San Francisco plans to reopen non-essential offices at 25 percent capacity and under strict physical distancing guidelines Tuesday, a change made possible by the city’s progression from the orange to the less restrictive yellow tier in the state’s Covid-19 Blueprint for a Safer Economy system.

Under new health guidelines, employers must check employee health symptoms daily as they enter the office. Officials said if Covid-19 cases remain stable or improve for at least 30 days, permitted office capacity could be increased to 50 percent.

Mayor London Breed said The City has been able to move forward with reopening plans because residents have largely followed public health guidelines, such as wearing face coverings in public. Declaring the movement a sign of The City’s economic recovery, she added:

“Every step of the way we’ve made decisions through the lens of public health, and we will continue to do so going forward. We know new cases of COVID are rising in other parts of the country, so we cannot relax. We must remain vigilant.”

In addition, climbing gyms and walls within fitness centers can also resume operations with limited capacity and specific health guidelines in place.

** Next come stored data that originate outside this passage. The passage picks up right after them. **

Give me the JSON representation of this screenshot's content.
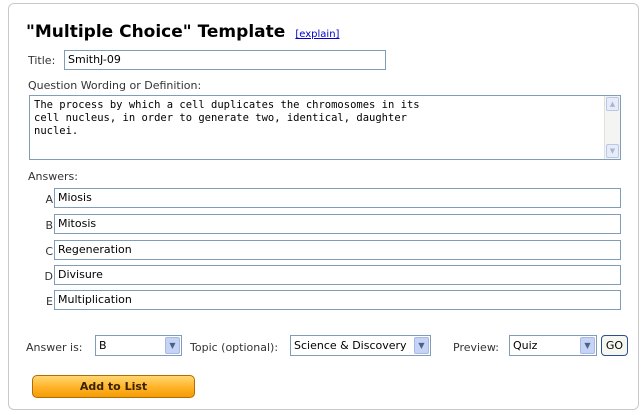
{
  "template": {
    "title": "\"Multiple Choice\" Template",
    "explain_link": "[explain]"
  },
  "title_field": {
    "label": "Title:",
    "value": "SmithJ-09"
  },
  "question": {
    "label": "Question Wording or Definition:",
    "value": "The process by which a cell duplicates the chromosomes in its\ncell nucleus, in order to generate two, identical, daughter\nnuclei."
  },
  "answers": {
    "label": "Answers:",
    "items": [
      {
        "letter": "A",
        "value": "Miosis"
      },
      {
        "letter": "B",
        "value": "Mitosis"
      },
      {
        "letter": "C",
        "value": "Regeneration"
      },
      {
        "letter": "D",
        "value": "Divisure"
      },
      {
        "letter": "E",
        "value": "Multiplication"
      }
    ]
  },
  "controls": {
    "answer_is_label": "Answer is:",
    "answer_is_value": "B",
    "topic_label": "Topic (optional):",
    "topic_value": "Science & Discovery",
    "preview_label": "Preview:",
    "preview_value": "Quiz",
    "go_label": "GO"
  },
  "add_button": {
    "label": "Add to List"
  },
  "icons": {
    "dropdown": "chevron-down-icon",
    "scroll_up": "scroll-up-icon",
    "scroll_down": "scroll-down-icon"
  },
  "colors": {
    "link": "#0000cc",
    "input_border": "#7f9db9",
    "add_button": "#ffb226"
  }
}
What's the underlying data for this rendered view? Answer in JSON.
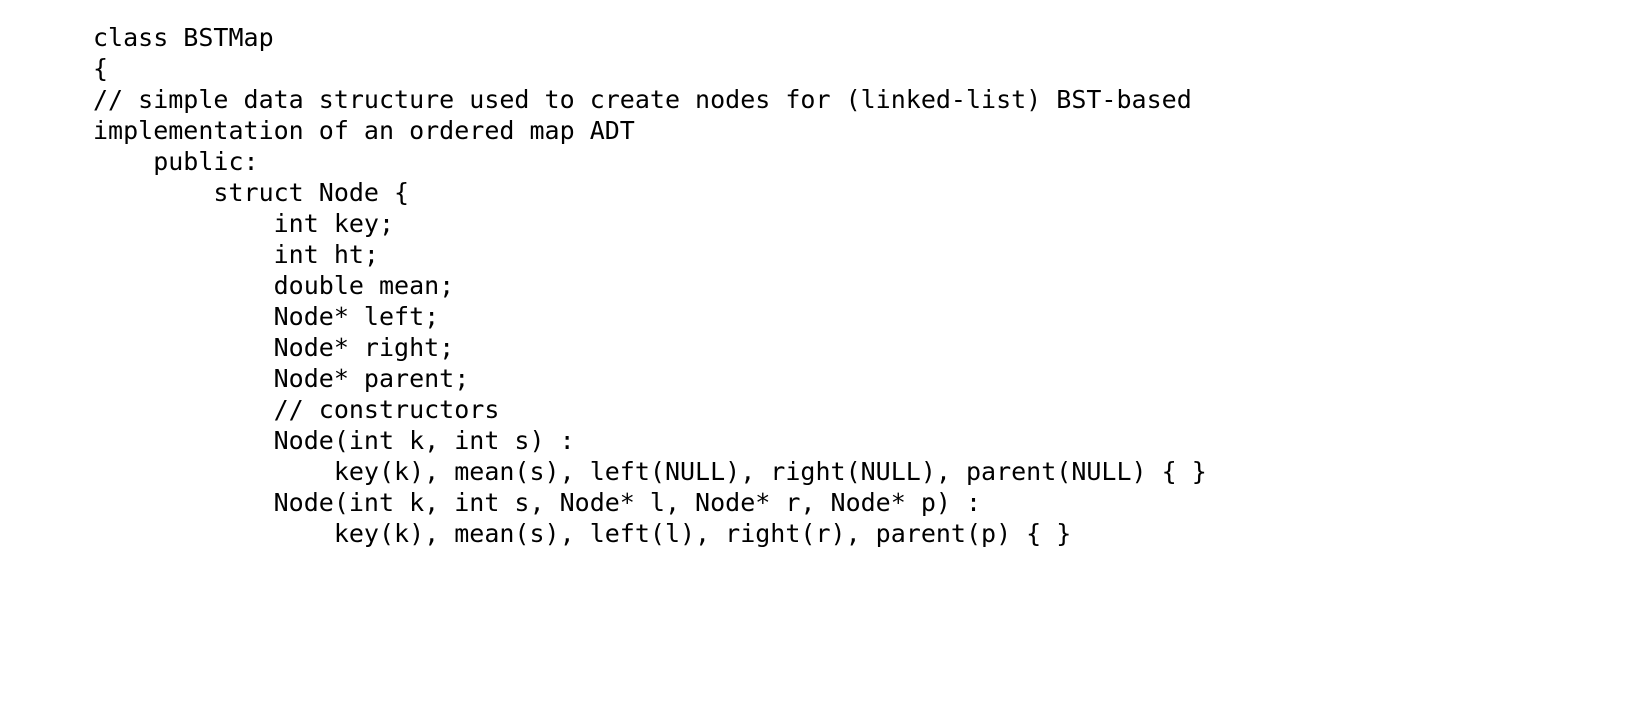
{
  "document": {
    "kind": "code-listing",
    "language": "C++",
    "background_color": "#ffffff",
    "text_color": "#000000",
    "lines": [
      {
        "text": "class BSTMap"
      },
      {
        "text": "{"
      },
      {
        "text": "// simple data structure used to create nodes for (linked-list) BST-based"
      },
      {
        "text": "implementation of an ordered map ADT"
      },
      {
        "text": "    public:"
      },
      {
        "text": "        struct Node {"
      },
      {
        "text": "            int key;"
      },
      {
        "text": "            int ht;"
      },
      {
        "text": "            double mean;"
      },
      {
        "text": "            Node* left;"
      },
      {
        "text": "            Node* right;"
      },
      {
        "text": "            Node* parent;"
      },
      {
        "text": "            // constructors"
      },
      {
        "text": "            Node(int k, int s) :"
      },
      {
        "text": "                key(k), mean(s), left(NULL), right(NULL), parent(NULL) { }"
      },
      {
        "text": "            Node(int k, int s, Node* l, Node* r, Node* p) :"
      },
      {
        "text": "                key(k), mean(s), left(l), right(r), parent(p) { }"
      }
    ]
  }
}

Indoor fitness centers will be permitted to increase capacity by 25 percent, up from the current 10 percent, but cardio or aerobic classes are still prohibited. 

The City is also allowing limited removal of face coverings during some personal care services provided by estheticians.

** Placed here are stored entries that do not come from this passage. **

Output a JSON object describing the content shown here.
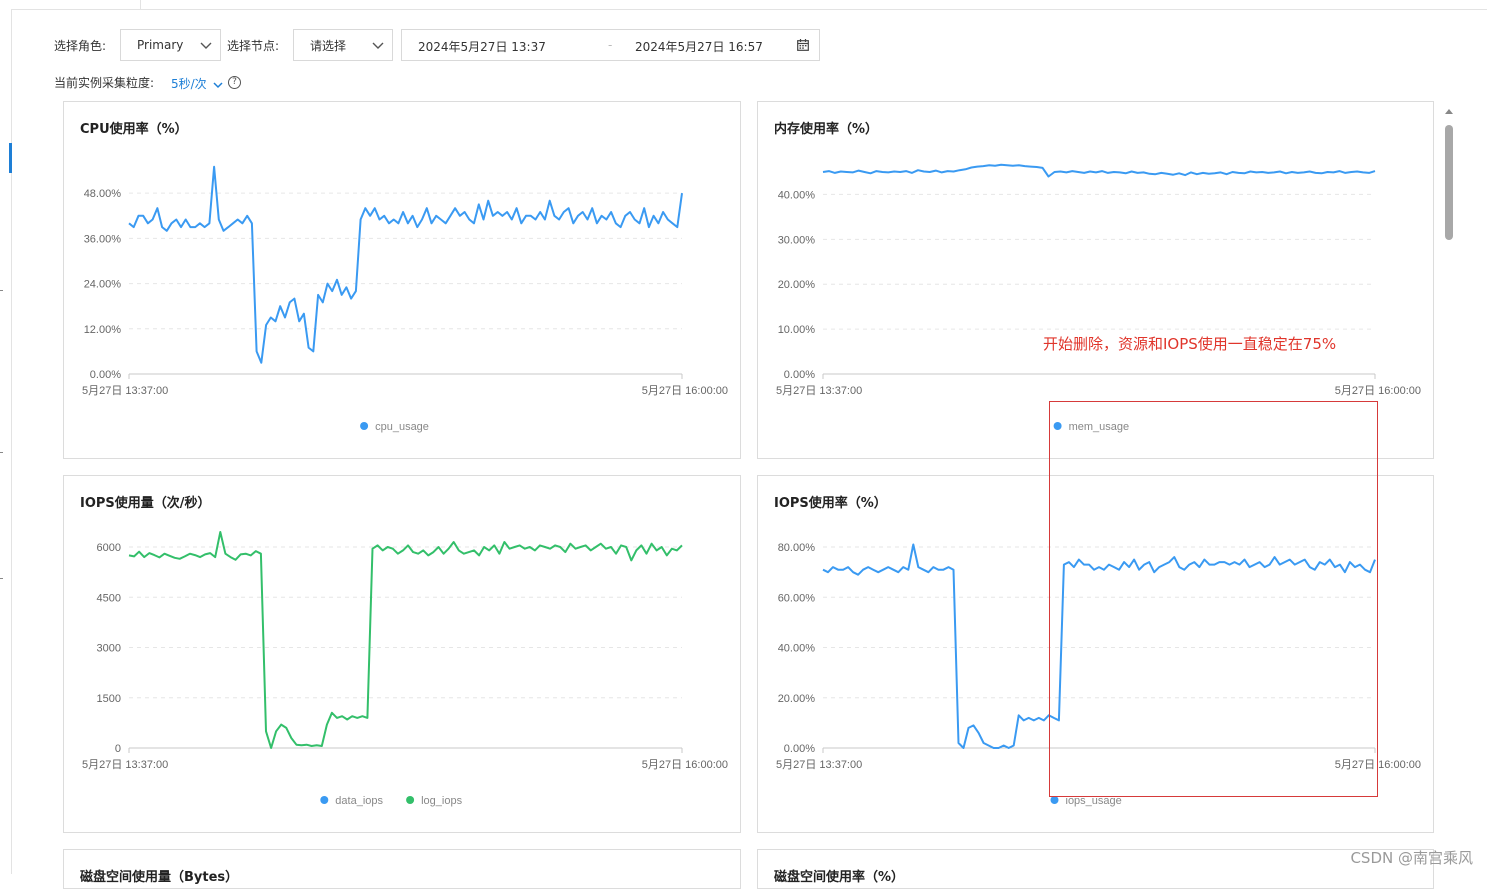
{
  "filters": {
    "role_label": "选择角色:",
    "role_value": "Primary",
    "node_label": "选择节点:",
    "node_value": "请选择",
    "date_start": "2024年5月27日 13:37",
    "date_sep": "-",
    "date_end": "2024年5月27日 16:57",
    "granularity_label": "当前实例采集粒度:",
    "granularity_value": "5秒/次",
    "help_glyph": "?"
  },
  "annotation": "开始删除，资源和IOPS使用一直稳定在75%",
  "watermark": "CSDN @南宫乘风",
  "cards": {
    "cpu": {
      "title": "CPU使用率（%）"
    },
    "mem": {
      "title": "内存使用率（%）"
    },
    "iops_count": {
      "title": "IOPS使用量（次/秒）"
    },
    "iops_rate": {
      "title": "IOPS使用率（%）"
    },
    "disk_usage": {
      "title": "磁盘空间使用量（Bytes）"
    },
    "disk_rate": {
      "title": "磁盘空间使用率（%）"
    }
  },
  "colors": {
    "blue": "#3a9af2",
    "green": "#33bf6a",
    "accent": "#1e7fd6",
    "annotation": "#e0352b"
  },
  "chart_data": [
    {
      "id": "cpu",
      "type": "line",
      "title": "CPU使用率（%）",
      "xlabels": [
        "5月27日 13:37:00",
        "5月27日 16:00:00"
      ],
      "yticks": [
        "0.00%",
        "12.00%",
        "24.00%",
        "36.00%",
        "48.00%"
      ],
      "ylim": [
        0,
        56
      ],
      "grid": true,
      "legend_position": "bottom",
      "series": [
        {
          "name": "cpu_usage",
          "color": "#3a9af2",
          "values": [
            40,
            39,
            42,
            42,
            40,
            41,
            44,
            39,
            38,
            40,
            41,
            39,
            41,
            39,
            39,
            40,
            39,
            40,
            55,
            41,
            38,
            39,
            40,
            41,
            40,
            42,
            40,
            6,
            3,
            13,
            15,
            14,
            18,
            15,
            19,
            20,
            14,
            16,
            7,
            6,
            21,
            19,
            24,
            22,
            25,
            21,
            23,
            20,
            22,
            41,
            44,
            42,
            44,
            41,
            42,
            40,
            41,
            40,
            43,
            40,
            42,
            39,
            41,
            44,
            40,
            42,
            41,
            40,
            42,
            44,
            42,
            43,
            41,
            40,
            45,
            41,
            46,
            42,
            43,
            42,
            43,
            41,
            44,
            40,
            42,
            42,
            41,
            43,
            41,
            46,
            42,
            41,
            43,
            44,
            40,
            42,
            43,
            41,
            44,
            40,
            42,
            41,
            43,
            40,
            39,
            42,
            43,
            41,
            40,
            44,
            39,
            42,
            40,
            43,
            41,
            40,
            39,
            48
          ]
        }
      ]
    },
    {
      "id": "mem",
      "type": "line",
      "title": "内存使用率（%）",
      "xlabels": [
        "5月27日 13:37:00",
        "5月27日 16:00:00"
      ],
      "yticks": [
        "0.00%",
        "10.00%",
        "20.00%",
        "30.00%",
        "40.00%"
      ],
      "ylim": [
        0,
        47
      ],
      "grid": true,
      "legend_position": "bottom",
      "series": [
        {
          "name": "mem_usage",
          "color": "#3a9af2",
          "values": [
            45,
            45.2,
            44.8,
            45.1,
            45,
            44.9,
            45.3,
            45,
            44.7,
            45.2,
            45,
            44.9,
            45.1,
            45,
            45.2,
            44.8,
            45.4,
            45.1,
            45,
            45.3,
            44.9,
            45.2,
            45.1,
            45.4,
            45.6,
            46,
            46.2,
            46.3,
            46.5,
            46.4,
            46.6,
            46.5,
            46.4,
            46.5,
            46.3,
            46.2,
            46.1,
            45.9,
            44,
            45,
            45.1,
            44.9,
            45.2,
            45,
            44.8,
            45.1,
            44.9,
            45.2,
            44.8,
            45,
            44.9,
            44.7,
            45.1,
            44.8,
            44.9,
            44.6,
            44.5,
            44.8,
            44.6,
            44.4,
            44.7,
            44.3,
            44.9,
            44.5,
            44.8,
            44.6,
            44.7,
            44.9,
            44.5,
            45,
            44.8,
            44.7,
            45.1,
            44.9,
            45,
            44.8,
            44.9,
            45.1,
            44.7,
            45,
            44.8,
            44.9,
            45.1,
            44.8,
            44.7,
            45,
            44.9,
            45.2,
            44.8,
            45,
            45.1,
            44.9,
            44.8,
            45.2
          ]
        }
      ]
    },
    {
      "id": "iops_count",
      "type": "line",
      "title": "IOPS使用量（次/秒）",
      "xlabels": [
        "5月27日 13:37:00",
        "5月27日 16:00:00"
      ],
      "yticks": [
        "0",
        "1500",
        "3000",
        "4500",
        "6000"
      ],
      "ylim": [
        0,
        6300
      ],
      "grid": true,
      "legend_position": "bottom",
      "series": [
        {
          "name": "data_iops",
          "color": "#3a9af2",
          "values": []
        },
        {
          "name": "log_iops",
          "color": "#33bf6a",
          "values": [
            5750,
            5720,
            5860,
            5700,
            5820,
            5760,
            5690,
            5800,
            5740,
            5680,
            5650,
            5720,
            5800,
            5760,
            5700,
            5780,
            5820,
            5700,
            6450,
            5800,
            5700,
            5620,
            5780,
            5800,
            5750,
            5880,
            5800,
            500,
            0,
            500,
            700,
            600,
            300,
            100,
            80,
            100,
            60,
            80,
            60,
            700,
            1050,
            900,
            950,
            850,
            950,
            900,
            950,
            900,
            5950,
            6050,
            5900,
            6000,
            5950,
            5800,
            5900,
            6050,
            5850,
            5800,
            5900,
            5750,
            5850,
            6000,
            5800,
            5950,
            6150,
            5900,
            5800,
            5850,
            5900,
            5750,
            6000,
            5900,
            6050,
            5800,
            6150,
            5950,
            6000,
            6050,
            5950,
            6000,
            5900,
            6050,
            6000,
            5950,
            6050,
            6000,
            5850,
            6100,
            5950,
            6000,
            6050,
            5900,
            6000,
            6100,
            5950,
            6000,
            5800,
            6050,
            6000,
            5600,
            5900,
            6050,
            5800,
            6100,
            5900,
            6000,
            5750,
            5950,
            5900,
            6050
          ]
        }
      ]
    },
    {
      "id": "iops_rate",
      "type": "line",
      "title": "IOPS使用率（%）",
      "xlabels": [
        "5月27日 13:37:00",
        "5月27日 16:00:00"
      ],
      "yticks": [
        "0.00%",
        "20.00%",
        "40.00%",
        "60.00%",
        "80.00%"
      ],
      "ylim": [
        0,
        84
      ],
      "grid": true,
      "legend_position": "bottom",
      "series": [
        {
          "name": "iops_usage",
          "color": "#3a9af2",
          "values": [
            71,
            70,
            72,
            71,
            71,
            72,
            70,
            69,
            71,
            72,
            71,
            70,
            71,
            72,
            71,
            70,
            72,
            71,
            81,
            72,
            71,
            70,
            72,
            71,
            71,
            72,
            71,
            2,
            0,
            8,
            9,
            6,
            2,
            1,
            0,
            0,
            1,
            0,
            1,
            13,
            11,
            12,
            11,
            12,
            11,
            13,
            12,
            11,
            73,
            74,
            72,
            75,
            73,
            73,
            71,
            72,
            71,
            73,
            72,
            71,
            74,
            72,
            75,
            71,
            73,
            74,
            70,
            72,
            73,
            74,
            76,
            72,
            71,
            73,
            74,
            72,
            75,
            73,
            73,
            74,
            74,
            73,
            74,
            73,
            75,
            72,
            73,
            74,
            72,
            73,
            76,
            73,
            74,
            75,
            73,
            74,
            75,
            72,
            71,
            74,
            73,
            75,
            72,
            73,
            70,
            74,
            72,
            73,
            71,
            70,
            75
          ]
        }
      ]
    },
    {
      "id": "disk_usage",
      "type": "line",
      "title": "磁盘空间使用量（Bytes）",
      "series": []
    },
    {
      "id": "disk_rate",
      "type": "line",
      "title": "磁盘空间使用率（%）",
      "series": []
    }
  ]
}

Officials are planning the safe reopening for indoor pools, indoor bowling alleys and fitness center locker rooms and showers to reopen on Nov. 3. Indoor dining, places of worship and indoor museums will be allowed to increase capacity from 25 to 50 percent as of Nov. 3.

The Mayor’s Office said she’s looking at a mid-November goal to reopen alcohol-only bars.

The City’s Covid-19 health indicators have shown a drop in the seven-day average of new Covid-19 cases per day. That average has dropped from 130 cases per day on July 20 to 31 as of Oct. 13.

The San Francisco Department of Public Health reports 11,937 confirmed cases and 133 resulting deaths with data reported through Saturday.